ABOUT POZOS
Exploring ancient ruins, old haciendas and churches are popular pastimes in Pozos. Visits to resident artists and sculptors provide an interesting glimpse into the creative talent that resides here. From Pozos you can take many interesting daytrips to visit such wonderful locations as San Miguel de Allende, Dolores Hidalgo, Queretaro etc.
You will find the Pozos locals charming, warm and interesting. The foreign residents are friendly and always anxious to welcome you to the community. It’s common place to hear them say “I have more friends here than I ever had where I came from”.
To date, we have foreign property owners from Australia, Sweden, Canada & the United States. Some retired, some have a business, some with second homes and some with land that they plan to build on.
Events in Pozos include Blues and Mariachi Festivals, House & Garden Tours, Art Walks, Artisan’s fairs, Tours of the Mines and more.
We have 4 seasons in Pozos and the weather is never harsh.
VIDEO: A DAY IN POZOS

ARTICLES ON POZOS:
Mineral de Pozos, Mexico’s Newest Pueblo Magico
Mineral de Pozos Awakens, Again!
by: Bill Conklin
Since the mid-1990’s, Pozos has experienced another resurgence, but this one is fueled by the arts, modern and pre-hispanic, traditional music and culture set against a backdrop of the ruins of 300+ mines including the significant complexes of Santa Brigitta, Cinco Senores, Baldomera, Angustias and Triangula. This is a significant change from the first two growth periods that were driven by significant mining deposits.

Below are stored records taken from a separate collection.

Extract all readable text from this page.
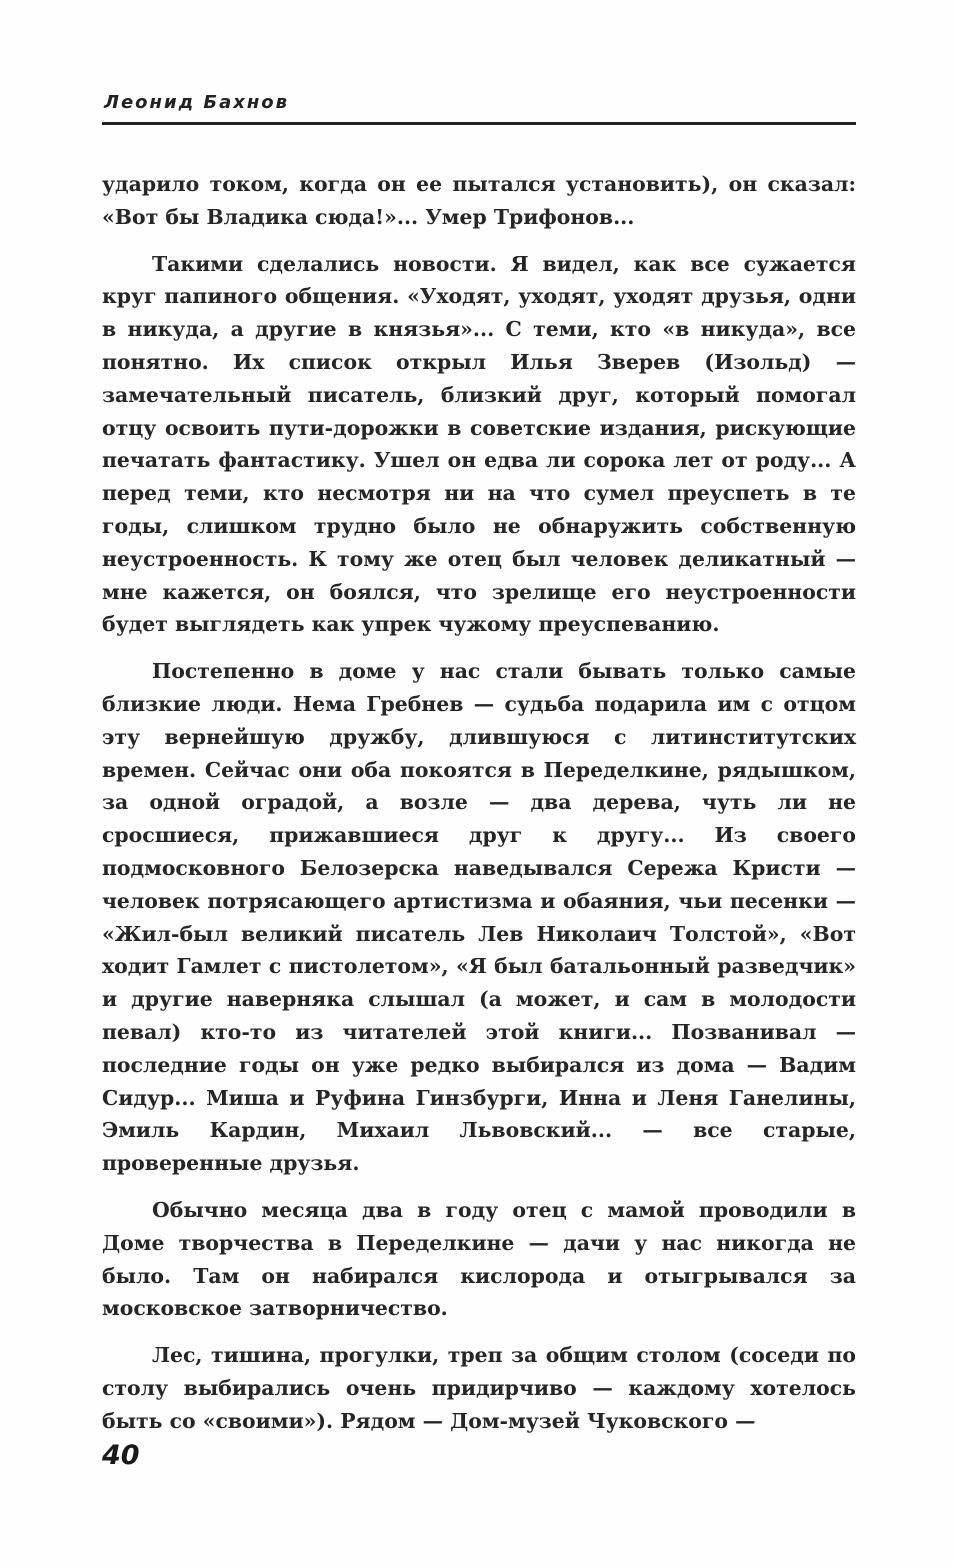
Леонид Бахнов

ударило током, когда он ее пытался установить), он сказал: «Вот бы Владика сюда!»... Умер Трифонов...

Такими сделались новости. Я видел, как все сужается круг папиного общения. «Уходят, уходят, уходят друзья, одни в никуда, а другие в князья»... С теми, кто «в никуда», все понятно. Их список открыл Илья Зверев (Изольд) — замечательный писатель, близкий друг, который помогал отцу освоить пути-дорожки в советские издания, рискующие печатать фантастику. Ушел он едва ли сорока лет от роду... А перед теми, кто несмотря ни на что сумел преуспеть в те годы, слишком трудно было не обнаружить собственную неустроенность. К тому же отец был человек деликатный — мне кажется, он боялся, что зрелище его неустроенности будет выглядеть как упрек чужому преуспеванию.

Постепенно в доме у нас стали бывать только самые близкие люди. Нема Гребнев — судьба подарила им с отцом эту вернейшую дружбу, длившуюся с литинститутских времен. Сейчас они оба покоятся в Переделкине, рядышком, за одной оградой, а возле — два дерева, чуть ли не сросшиеся, прижавшиеся друг к другу... Из своего подмосковного Белозерска наведывался Сережа Кристи — человек потрясающего артистизма и обаяния, чьи песенки — «Жил-был великий писатель Лев Николаич Толстой», «Вот ходит Гамлет с пистолетом», «Я был батальонный разведчик» и другие наверняка слышал (а может, и сам в молодости певал) кто-то из читателей этой книги... Позванивал — последние годы он уже редко выбирался из дома — Вадим Сидур... Миша и Руфина Гинзбурги, Инна и Леня Ганелины, Эмиль Кардин, Михаил Львовский... — все старые, проверенные друзья.

Обычно месяца два в году отец с мамой проводили в Доме творчества в Переделкине — дачи у нас никогда не было. Там он набирался кислорода и отыгрывался за московское затворничество.

Лес, тишина, прогулки, треп за общим столом (соседи по столу выбирались очень придирчиво — каждому хотелось быть со «своими»). Рядом — Дом-музей Чуковского —

40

Although the region was visited by Friar Juan de San Miguel and a band of Franciscans in 1540 and there is a record of a settlement near what is now San Luis de la Paz in 1552, the first permanent Spanish construction in Pozos was actually one of a series of presidios, Palmar de Vega, in 1582 that were established to protect the mining caravans going to Mexico City. This Presidio was the result of a decades long war with the Chichimecas, actually the Janes & Pames as Chichimeca is an Aztec name. Along with the Presidio, Jesuits set up a mission to the indigenous people and found them to be wearing extensive silver jewelry that they had been mining in an open vein at what is now Santa Brigitta. The Jesuits expanded the mining and by 1590 the area was declared a Royal Mine and in 1595 the signature hornos, smelting ovens, were built. Mining took place at Santa Brigitta(silver & mercury) as well as Mina Grande, San Juan Reforma and Ocampo(gold & silver) in the “western hills”. During the Jesuit period Palmar de Vega was renamed San Pedro and then Real de Minas.

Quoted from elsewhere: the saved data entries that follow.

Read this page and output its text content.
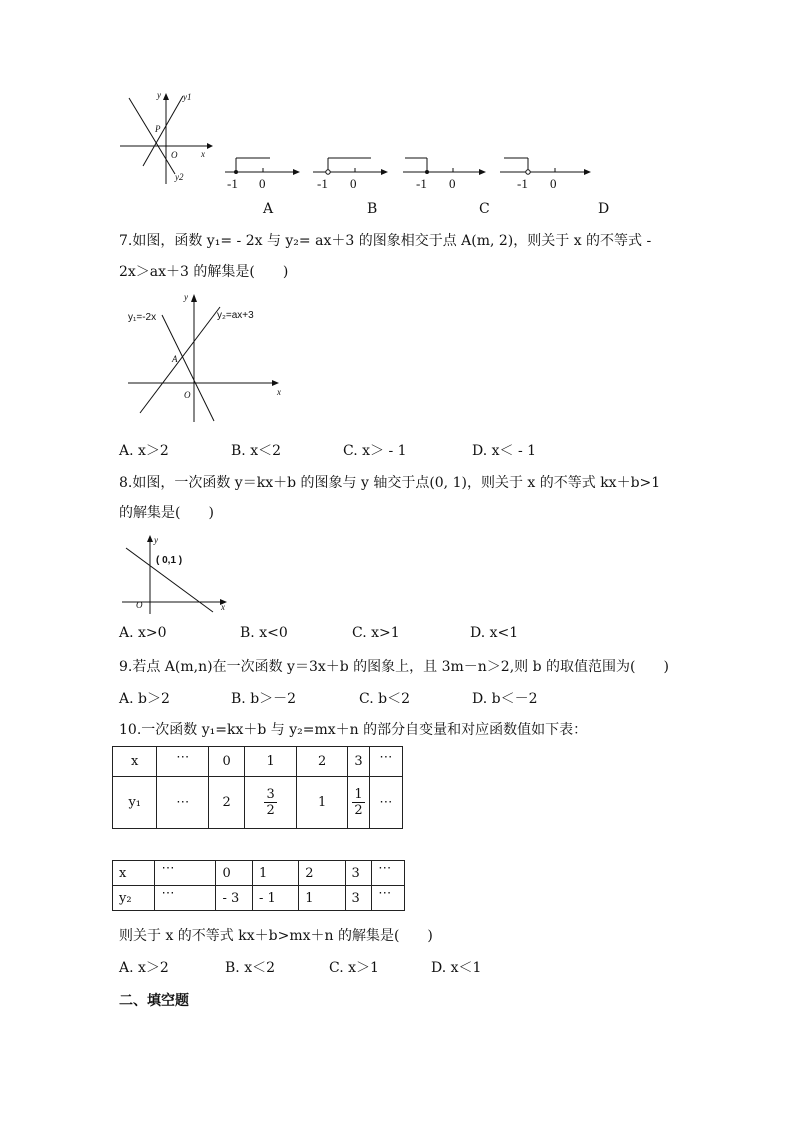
y y1
P
O	x
y2	-1 0	-1 0	-1 0	-1 0
A	B	C	D
7.如图，函数 y₁= - 2x 与 y₂= ax＋3 的图象相交于点 A(m, 2)，则关于 x 的不等式 -
2x＞ax＋3 的解集是(　　)
y₁=-2x	y₂=ax+3
y
A
O	x
A. x＞2	B. x＜2	C. x＞ - 1	D. x＜ - 1
8.如图，一次函数 y＝kx＋b 的图象与 y 轴交于点(0, 1)，则关于 x 的不等式 kx＋b>1
的解集是(　　)
y
( 0,1 )
O	x
A. x>0	B. x<0	C. x>1	D. x<1
9.若点 A(m,n)在一次函数 y＝3x＋b 的图象上，且 3m－n＞2,则 b 的取值范围为(　　)
A. b＞2	B. b＞－2	C. b＜2	D. b＜－2
10.一次函数 y₁=kx＋b 与 y₂=mx＋n 的部分自变量和对应函数值如下表：
x	⋯	0	1	2	3	⋯
y₁	⋯	2	$\frac{3}{2}$	1	$\frac{1}{2}$	⋯
x	⋯	0	1	2	3	⋯
y₂	⋯	- 3	- 1	1	3	⋯
则关于 x 的不等式 kx＋b>mx＋n 的解集是(　　)
A. x＞2	B. x＜2	C. x＞1	D. x＜1
二、填空题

This period came to a halt in 1767 when King Charles III ordered the expulsion of the Jesuits from all of New Spain. As a sign of things to come, Pozos and San Luis de la Paz fought the expulsion and the military was brought in to put down the uprising. Although the Jesuits were replaced by Franciscans, Pozos went into decline and almost disappeared in the period after the war of independence, 1810-1821.
Additional mineral deposits were discovered in the 1850’s but Pozos didn’t experience a real 2nd boom till Porfirio Diaz came to power in the 1870’s and significantly loosened restrictions on foreign capital. This led to an explosion of mining that led to over 300 mines by 1910. Pozos was the 1st city in Guanajuato to have electricity, telephone and railroad access and the city was renamed Ciudad Porfirio Diaz in 1897 supposedly in appreciation but probably to curry favor. Diaz also had the Escuelo Modelo(Model School) built in Pozos as part of his education modernization. It is even said that the Mexican Bolsa, stock exchange, was formed to trade Pozos mining stocks. Although the official census of 1900 showed about 16,000 inhabitants the unofficial count was 50,000-75,000 with itinerate miners.

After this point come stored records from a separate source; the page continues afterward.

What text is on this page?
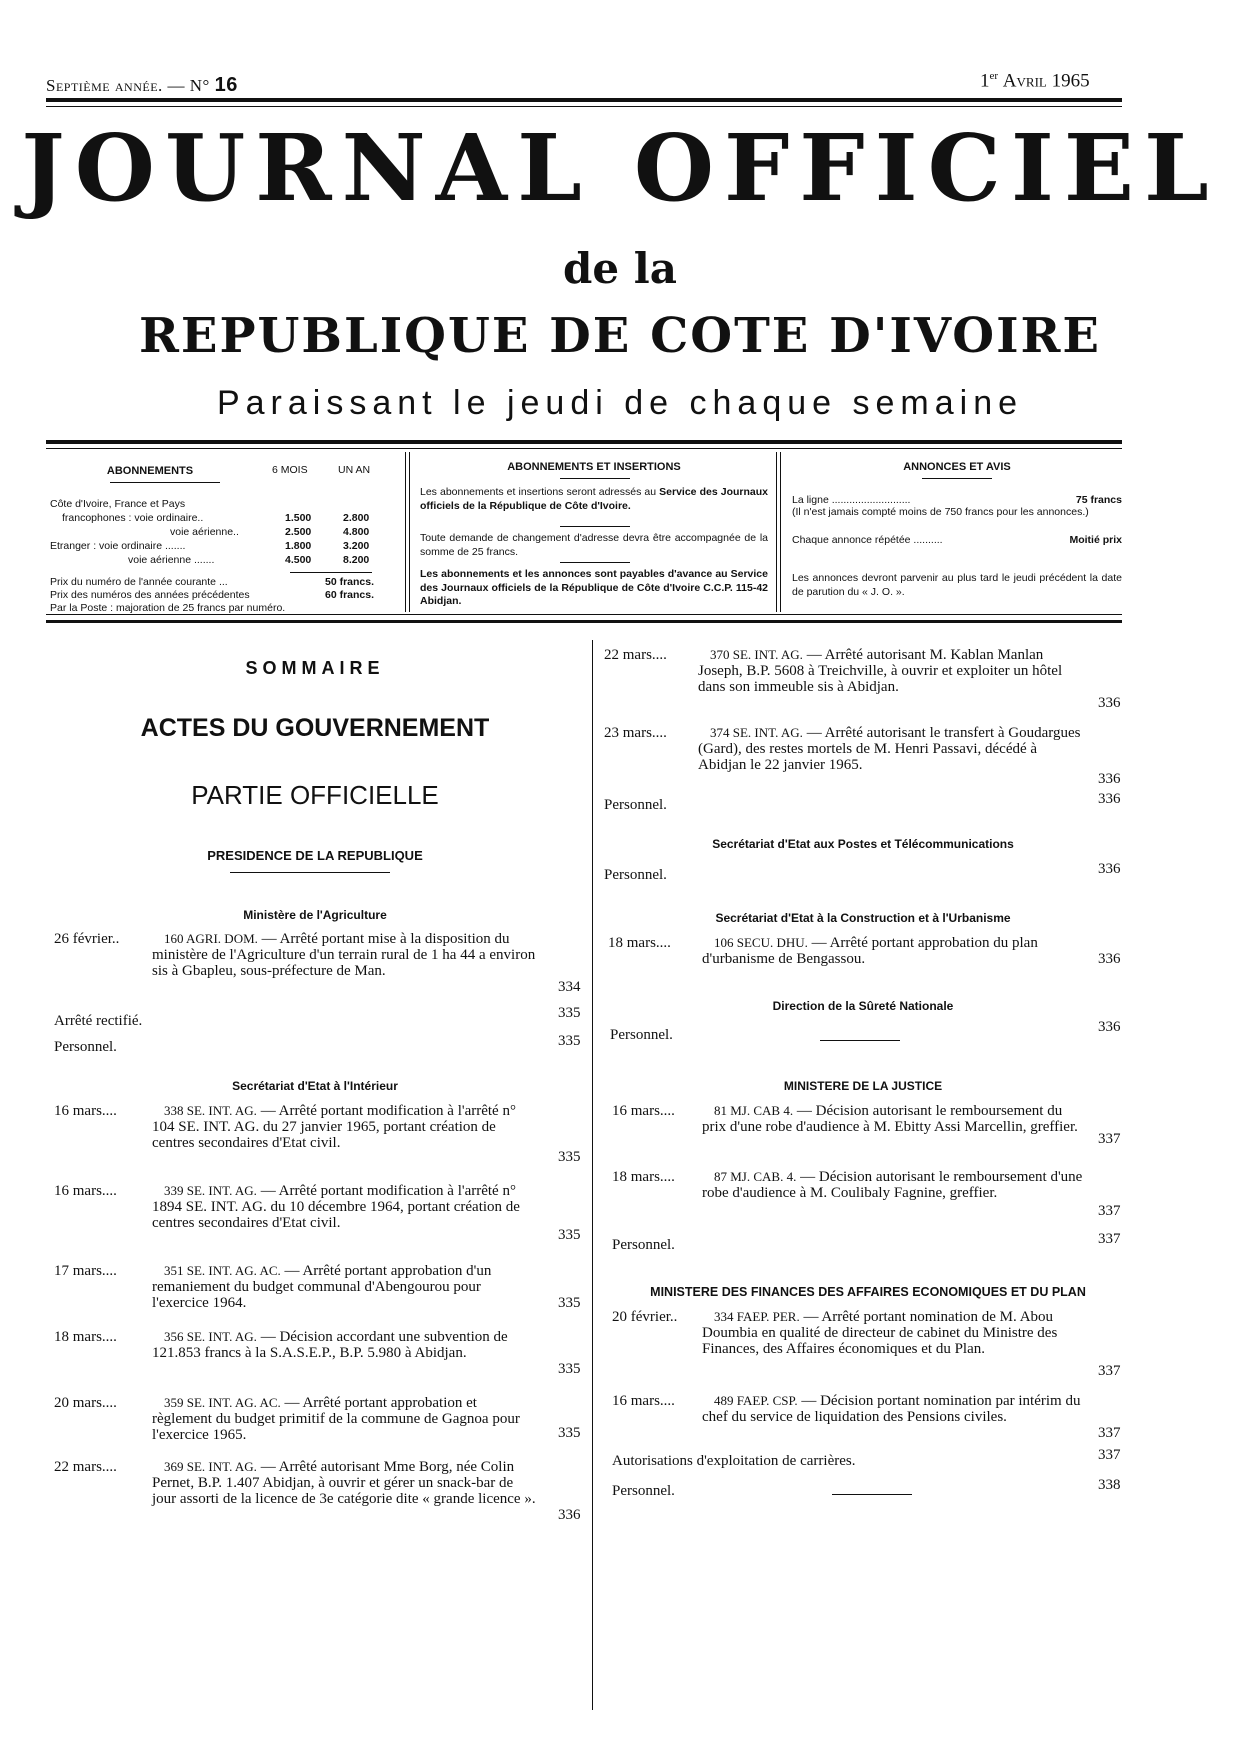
Septième année. — N° 16	1er Avril 1965
JOURNAL OFFICIEL
de la
REPUBLIQUE DE COTE D'IVOIRE
Paraissant le jeudi de chaque semaine
ABONNEMENTS	6 MOIS	UN AN
Côte d'Ivoire, France et Pays
francophones : voie ordinaire..	1.500	2.800
voie aérienne..	2.500	4.800
Etranger : voie ordinaire .......	1.800	3.200
voie aérienne .......	4.500	8.200
Prix du numéro de l'année courante ...	50 francs.
Prix des numéros des années précédentes	60 francs.
Par la Poste : majoration de 25 francs par numéro.
ABONNEMENTS ET INSERTIONS
Les abonnements et insertions seront adressés au Service des Journaux officiels de la République de Côte d'Ivoire.
Toute demande de changement d'adresse devra être accompagnée de la somme de 25 francs.
Les abonnements et les annonces sont payables d'avance au Service des Journaux officiels de la République de Côte d'Ivoire C.C.P. 115-42 Abidjan.
ANNONCES ET AVIS
La ligne ...........................	75 francs
(Il n'est jamais compté moins de 750 francs pour les annonces.)
Chaque annonce répétée ..........	Moitié prix
Les annonces devront parvenir au plus tard le jeudi précédent la date de parution du « J. O. ».
SOMMAIRE
ACTES DU GOUVERNEMENT
PARTIE OFFICIELLE
PRESIDENCE DE LA REPUBLIQUE
Ministère de l'Agriculture
26 février..	160 AGRI. DOM. — Arrêté portant mise à la disposition du ministère de l'Agriculture d'un terrain rural de 1 ha 44 a environ sis à Gbapleu, sous-préfecture de Man.
334
Arrêté rectifié.	335
Personnel.	335
Secrétariat d'Etat à l'Intérieur
16 mars....	338 SE. INT. AG. — Arrêté portant modification à l'arrêté n° 104 SE. INT. AG. du 27 janvier 1965, portant création de centres secondaires d'Etat civil.
335
16 mars....	339 SE. INT. AG. — Arrêté portant modification à l'arrêté n° 1894 SE. INT. AG. du 10 décembre 1964, portant création de centres secondaires d'Etat civil.
335
17 mars....	351 SE. INT. AG. AC. — Arrêté portant approbation d'un remaniement du budget communal d'Abengourou pour l'exercice 1964.	335
18 mars....	356 SE. INT. AG. — Décision accordant une subvention de 121.853 francs à la S.A.S.E.P., B.P. 5.980 à Abidjan.
335
20 mars....	359 SE. INT. AG. AC. — Arrêté portant approbation et règlement du budget primitif de la commune de Gagnoa pour l'exercice 1965.	335
22 mars....	369 SE. INT. AG. — Arrêté autorisant Mme Borg, née Colin Pernet, B.P. 1.407 Abidjan, à ouvrir et gérer un snack-bar de jour assorti de la licence de 3e catégorie dite « grande licence ».
336
22 mars....	370 SE. INT. AG. — Arrêté autorisant M. Kablan Manlan Joseph, B.P. 5608 à Treichville, à ouvrir et exploiter un hôtel dans son immeuble sis à Abidjan.
336
23 mars....	374 SE. INT. AG. — Arrêté autorisant le transfert à Goudargues (Gard), des restes mortels de M. Henri Passavi, décédé à Abidjan le 22 janvier 1965.
336
Personnel.	336
Secrétariat d'Etat aux Postes et Télécommunications
Personnel.	336
Secrétariat d'Etat à la Construction et à l'Urbanisme
18 mars....	106 SECU. DHU. — Arrêté portant approbation du plan d'urbanisme de Bengassou.	336
Direction de la Sûreté Nationale
Personnel.	336
MINISTERE DE LA JUSTICE
16 mars....	81 MJ. CAB 4. — Décision autorisant le remboursement du prix d'une robe d'audience à M. Ebitty Assi Marcellin, greffier.
337
18 mars....	87 MJ. CAB. 4. — Décision autorisant le remboursement d'une robe d'audience à M. Coulibaly Fagnine, greffier.
337
Personnel.	337
MINISTERE DES FINANCES DES AFFAIRES ECONOMIQUES ET DU PLAN
20 février..	334 FAEP. PER. — Arrêté portant nomination de M. Abou Doumbia en qualité de directeur de cabinet du Ministre des Finances, des Affaires économiques et du Plan.
337
16 mars....	489 FAEP. CSP. — Décision portant nomination par intérim du chef du service de liquidation des Pensions civiles.
337
Autorisations d'exploitation de carrières.	337
Personnel.	338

This period came to a halt in 1910 with the Revolution against the Porfiriate. Most miners left to join the revolution and those that stayed were attacked by both sides and many mine owners took their equipment and left. After the revolution, some of the mines struggled on until the Cristeros war of 1926-1927. This was a pushback by church supporters against the restrictions following the Revolution and Pozos was a hot spot of Cristeros activity. As punishment, the Mexican army crushed the insurrection and the title of municipio was taken away with Pozos becoming part of San Luis de la Paz. This led to another long decline until Pozos had only about 200 residents in 1950
Things started to change in 1982 when Pozos was one of four cities in the state of Guanajuato named to the initial National Registry of Landmarks. Even today, only 40 Mexican cities carry this designation. Then in the mid-1990’s, the 1st small hotel opened and the movement of Pozos toward it’s present mix of pre-Hispanic music/culture and more modern hotels, restaurants and festivals began. The latter includes the annual Toltequidad, Mariachi and Blues festivals along with equinox and solstice celebrations.
This all positions Pozos as a unique and fascinating place in which to live and visit. There are over 70 buildings within the historical zone that have been declared historical landmarks, many untouched in 100 years, and these don’t include some dozen historical mine complexes that are there for easy exploration.